= Starwolf (novel series) =

Trilogy of novels by Edmond Hamilton

Starwolf is a series of three novels by Edmond Hamilton featuring heavy-worlder Morgan Chane. Chane was the son of a human missionary family to a heavier-than-Earth-normal world (higher gravity) of Viking-like aliens. His parents died and left him an orphan to be incorporated into the Starwolf society. As an adult he felt himself to be as much a Starwolf as his alien companions. After a dispute over plunder with a fellow Starwolf (leaving the other Starwolf dead), Chane flees (under threat of death) from Starwolf society. As a fugitive and hiding his ex-Starwolf status (the rest of the galaxy "declares a holiday when a Starwolf is killed"), Chane becomes part of a "Merc" human mercenary group commanded by a Merc named John Dilullo.

== Books ==

=== The Weapon from Beyond (1967) ===
While in intersteallar space Morgan Chane survives a deadly chase by his ex-fellow robbers from Varnan, Starwolves, one of which he killed in a self-defence. On his escape he gets captured by an experienced starship captain, John Dilullo from Earth, who is leading a group of Mercs (mercenaries) with a mission to a planet called Kharal. Dilullo saves him, but quickly learns that he is one of Starwolves, well known robbers who raided almost entire galaxy and whom it's usual to kill on spot. Learning about his trouble, captain Dilullo offers him to join his mission to Kharal and share the reward. As usual for Mercs, the mission promises to be dangerous so in exchange for his help Captain offers to keep the origin of Morgan Chane secret. After landing on Kharal they learn about details, reward, and about enemies of Kharal, the planet Vhol who they are at war with, and who are about to obtain super weapons capable to destroy entire Kharal. Mercs accept their mission and are tasked to find weapon's whereabouts and destroy it before enemies of Kharali can use it. While on the Kharal, Morgan Chane gets jailed for trouble with natives of the planet. While in prison he gest contacted by Captain Dilullo who then tasks Morgan Chane with releaseing a Vhollian officer named Yorolin who was interrogated by Kharalli from the same prison where he was held.

Morgan Chane gets the job done and the team leaves for the Vhol unnoticed with prisoners on board.
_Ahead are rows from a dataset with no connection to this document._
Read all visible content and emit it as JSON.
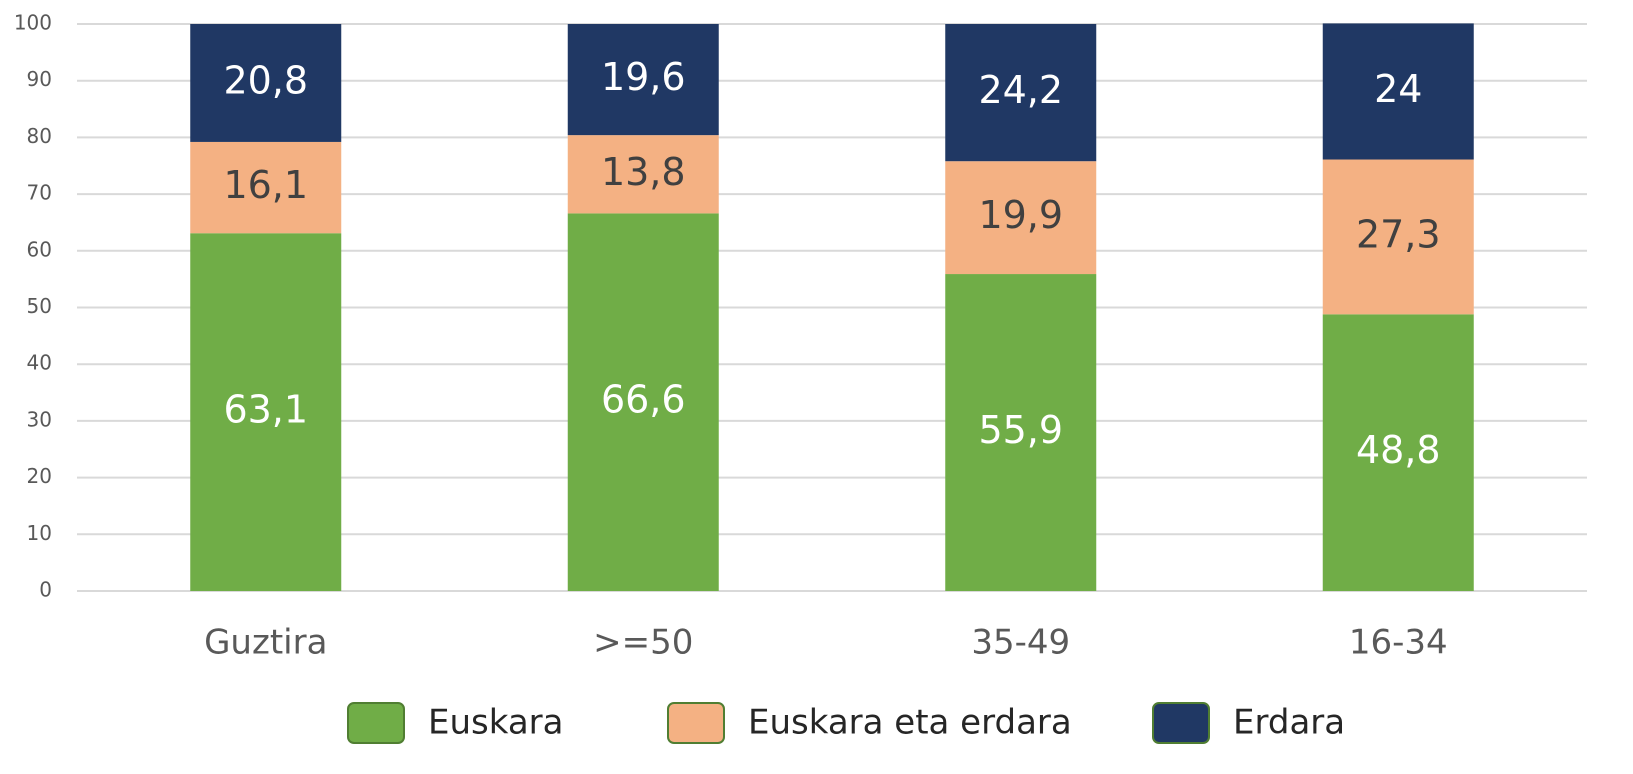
{
  "chart_data": {
    "type": "stacked_bar",
    "categories": [
      "Guztira",
      ">=50",
      "35-49",
      "16-34"
    ],
    "series": [
      {
        "name": "Euskara",
        "color": "#70ad47",
        "values": [
          63.1,
          66.6,
          55.9,
          48.8
        ],
        "value_labels": [
          "63,1",
          "66,6",
          "55,9",
          "48,8"
        ]
      },
      {
        "name": "Euskara eta erdara",
        "color": "#f4b183",
        "values": [
          16.1,
          13.8,
          19.9,
          27.3
        ],
        "value_labels": [
          "16,1",
          "13,8",
          "19,9",
          "27,3"
        ]
      },
      {
        "name": "Erdara",
        "color": "#203864",
        "values": [
          20.8,
          19.6,
          24.2,
          24
        ],
        "value_labels": [
          "20,8",
          "19,6",
          "24,2",
          "24"
        ]
      }
    ],
    "ylim": [
      0,
      100
    ],
    "yticks": [
      0,
      10,
      20,
      30,
      40,
      50,
      60,
      70,
      80,
      90,
      100
    ],
    "grid": true,
    "legend": "bottom"
  }
}
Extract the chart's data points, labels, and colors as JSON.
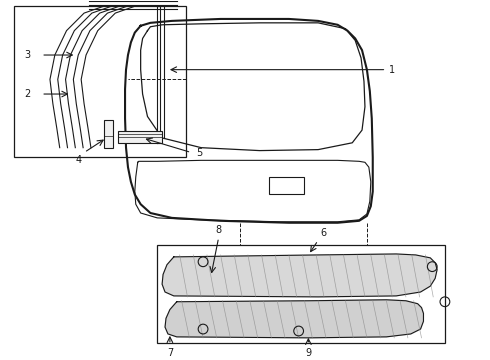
{
  "bg_color": "#ffffff",
  "line_color": "#1a1a1a",
  "fig_width": 4.9,
  "fig_height": 3.6,
  "dpi": 100
}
There, with great effort and trouble they learn about whereabouts of superweapons and set out toward nebulae. Vhol-lans send a cruiser after them. On their way they face Starwolves once again, but luckily appeared Vhol-lans cruiser gets involved and gives a chance for Mercs to escape the battle. By tracing cruiser's path, they reach nebulae's planet where super weapons were expected to be found, but find only enormous intergalactic spaceship wreckage. Mercs captured vhol-lans scientists present at the ship who explained that there was no super weapons and this ship belonged to an ancient powerful alien race called Krii, who accidentally landed on the planet, but survived in stasis for many years and were awaiting their rescuing fellows Krii-s who were expected to appear soon.
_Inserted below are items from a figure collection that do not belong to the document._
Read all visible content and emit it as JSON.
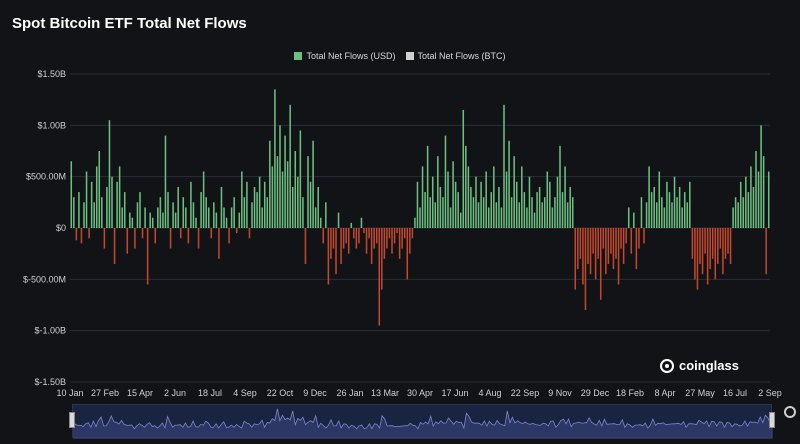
{
  "title": "Spot Bitcoin ETF Total Net Flows",
  "legend": [
    {
      "label": "Total Net Flows (USD)",
      "color": "#6dbf80"
    },
    {
      "label": "Total Net Flows (BTC)",
      "color": "#cfcfcf"
    }
  ],
  "brand": "coinglass",
  "colors": {
    "positive": "#6dbf80",
    "negative": "#c4482b",
    "navigator_line": "#7b86c9"
  },
  "chart_data": {
    "type": "bar",
    "ylim": [
      -1.5,
      1.5
    ],
    "yticks": [
      {
        "value": 1.5,
        "label": "$1.50B"
      },
      {
        "value": 1.0,
        "label": "$1.00B"
      },
      {
        "value": 0.5,
        "label": "$500.00M"
      },
      {
        "value": 0,
        "label": "$0"
      },
      {
        "value": -0.5,
        "label": "$-500.00M"
      },
      {
        "value": -1.0,
        "label": "$-1.00B"
      },
      {
        "value": -1.5,
        "label": "$-1.50B"
      }
    ],
    "xticks": [
      "10 Jan",
      "27 Feb",
      "15 Apr",
      "2 Jun",
      "18 Jul",
      "4 Sep",
      "22 Oct",
      "9 Dec",
      "26 Jan",
      "13 Mar",
      "30 Apr",
      "17 Jun",
      "4 Aug",
      "22 Sep",
      "9 Nov",
      "29 Dec",
      "18 Feb",
      "8 Apr",
      "27 May",
      "16 Jul",
      "2 Sep"
    ],
    "series": [
      {
        "name": "Total Net Flows (USD)",
        "unit": "B USD",
        "values": [
          0.65,
          0.3,
          -0.12,
          0.35,
          -0.15,
          0.25,
          0.55,
          -0.1,
          0.45,
          0.25,
          0.6,
          0.75,
          0.3,
          -0.2,
          0.4,
          1.05,
          0.5,
          -0.35,
          0.45,
          0.6,
          0.2,
          0.35,
          -0.25,
          0.15,
          0.1,
          -0.2,
          0.25,
          0.35,
          -0.1,
          0.2,
          -0.55,
          0.15,
          0.1,
          -0.15,
          0.2,
          0.3,
          0.15,
          0.9,
          0.35,
          -0.2,
          0.25,
          0.15,
          0.4,
          -0.1,
          0.3,
          0.2,
          -0.15,
          0.45,
          0.25,
          0.1,
          -0.2,
          0.35,
          0.55,
          0.3,
          0.2,
          -0.1,
          0.25,
          0.15,
          -0.3,
          0.4,
          0.2,
          0.1,
          -0.15,
          0.2,
          0.3,
          -0.05,
          0.15,
          0.55,
          0.3,
          0.45,
          -0.1,
          0.25,
          0.4,
          0.35,
          0.5,
          0.2,
          0.45,
          0.3,
          0.85,
          0.6,
          1.35,
          0.7,
          1.0,
          0.55,
          0.9,
          0.65,
          1.2,
          0.4,
          0.75,
          0.5,
          0.95,
          0.3,
          -0.35,
          0.7,
          0.45,
          0.85,
          0.2,
          0.4,
          0.1,
          -0.15,
          0.25,
          -0.55,
          -0.3,
          -0.2,
          -0.45,
          0.15,
          -0.35,
          -0.2,
          -0.15,
          -0.25,
          0.05,
          -0.1,
          -0.2,
          -0.15,
          0.1,
          -0.05,
          -0.25,
          -0.1,
          -0.35,
          -0.2,
          -0.15,
          -0.95,
          -0.6,
          -0.3,
          -0.2,
          -0.1,
          -0.25,
          -0.15,
          -0.05,
          -0.3,
          -0.2,
          -0.1,
          -0.5,
          -0.25,
          -0.1,
          0.1,
          0.45,
          0.2,
          0.6,
          0.35,
          0.8,
          0.3,
          0.5,
          0.25,
          0.7,
          0.4,
          0.3,
          0.9,
          0.55,
          0.2,
          0.65,
          0.45,
          0.35,
          0.15,
          1.15,
          0.8,
          0.6,
          0.4,
          0.3,
          0.5,
          0.25,
          0.45,
          0.3,
          0.55,
          0.2,
          0.35,
          0.6,
          0.25,
          0.4,
          0.2,
          1.2,
          0.55,
          0.85,
          0.3,
          0.7,
          0.45,
          0.25,
          0.6,
          0.35,
          0.2,
          0.5,
          0.3,
          0.15,
          0.35,
          0.4,
          0.25,
          0.3,
          0.55,
          0.45,
          0.2,
          0.3,
          0.5,
          0.8,
          0.35,
          0.6,
          0.25,
          0.4,
          0.3,
          -0.6,
          -0.4,
          -0.3,
          -0.55,
          -0.8,
          -0.35,
          -0.45,
          -0.25,
          -0.5,
          -0.3,
          -0.7,
          -0.2,
          -0.45,
          -0.35,
          -0.25,
          -0.4,
          -0.3,
          -0.55,
          -0.2,
          -0.35,
          -0.15,
          0.2,
          -0.25,
          0.15,
          -0.4,
          -0.2,
          0.3,
          -0.15,
          0.25,
          0.6,
          0.35,
          0.4,
          0.25,
          0.55,
          0.3,
          0.2,
          0.45,
          0.35,
          0.25,
          0.5,
          0.3,
          0.4,
          0.2,
          0.35,
          0.25,
          0.45,
          -0.3,
          -0.5,
          -0.6,
          -0.35,
          -0.45,
          -0.25,
          -0.55,
          -0.4,
          -0.3,
          -0.5,
          -0.35,
          -0.2,
          -0.45,
          -0.3,
          -0.25,
          -0.35,
          0.2,
          0.3,
          0.25,
          0.45,
          0.3,
          0.5,
          0.35,
          0.6,
          0.4,
          0.75,
          0.55,
          1.0,
          0.7,
          -0.45,
          0.55
        ]
      }
    ]
  }
}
Mercs learn that Vhol-lans had one of their cruisers survived the battle with Starwolves and both landed on the planet. They prepared to storm Mercs positions, but soon the fight was interrupted by Krii-s second super-ship appearance. By using some unknown technology Krii-s made all weapons, power plants, and engines on the planet "frozen" and useless. Krii came to save their fellows and what was on the wrecked ship. Once they finished their job, the wreackage gets destroyed by Krii, leaving only trail in the sands and second ship disappears.

Mercs quickly depart for Kharal to get reward and set their way towards Earth.

=== The Closed Worlds (1968) ===

While on Earth, Morgan Chane, captain Dilullo, I. Bollard, and others once again team up to get a new mission. This time they are hired by a wealthy earth businessman and trader James Ashton for $500k to find his brother, Randall Ashton, who disappeared in the Closed Worlds. The latter are notable for being so dangerous and so mysterious that even starwolves do not dare to step their foot on - they have laws that bar them from landing on Arkuu, the planet of the Closed World, where natives do not wellcome anyone. The mercs accept the deadly offer and leave for the Closed Worlds.

The Mercs find evidence of Randall and his crew. With the help of a woman of the Closed Worlds who is in opposition to the policy, set out to find the lost expedition. They are pursued by government forces. The Mercs find Randall, who has re-discovered what the Closed Worlds were trying to hide, an astral projection machine for the mind that allowed the user to wander the universe as long as the body was taken care of. It was destructively addictive and was the reason the Closed Worlds shut themselves off from Galactic Civilization. The Mercs rescue Randall against his will and the woman figures out a way to make use of the machine that would not be destructive.

== Adaptations ==
The series was later adapted into a television series of the same name in Japan, which were in turn edited into two English-language films, both featured in Mystery Science Theater 3000..

The book series were also translated in Russian in 90s.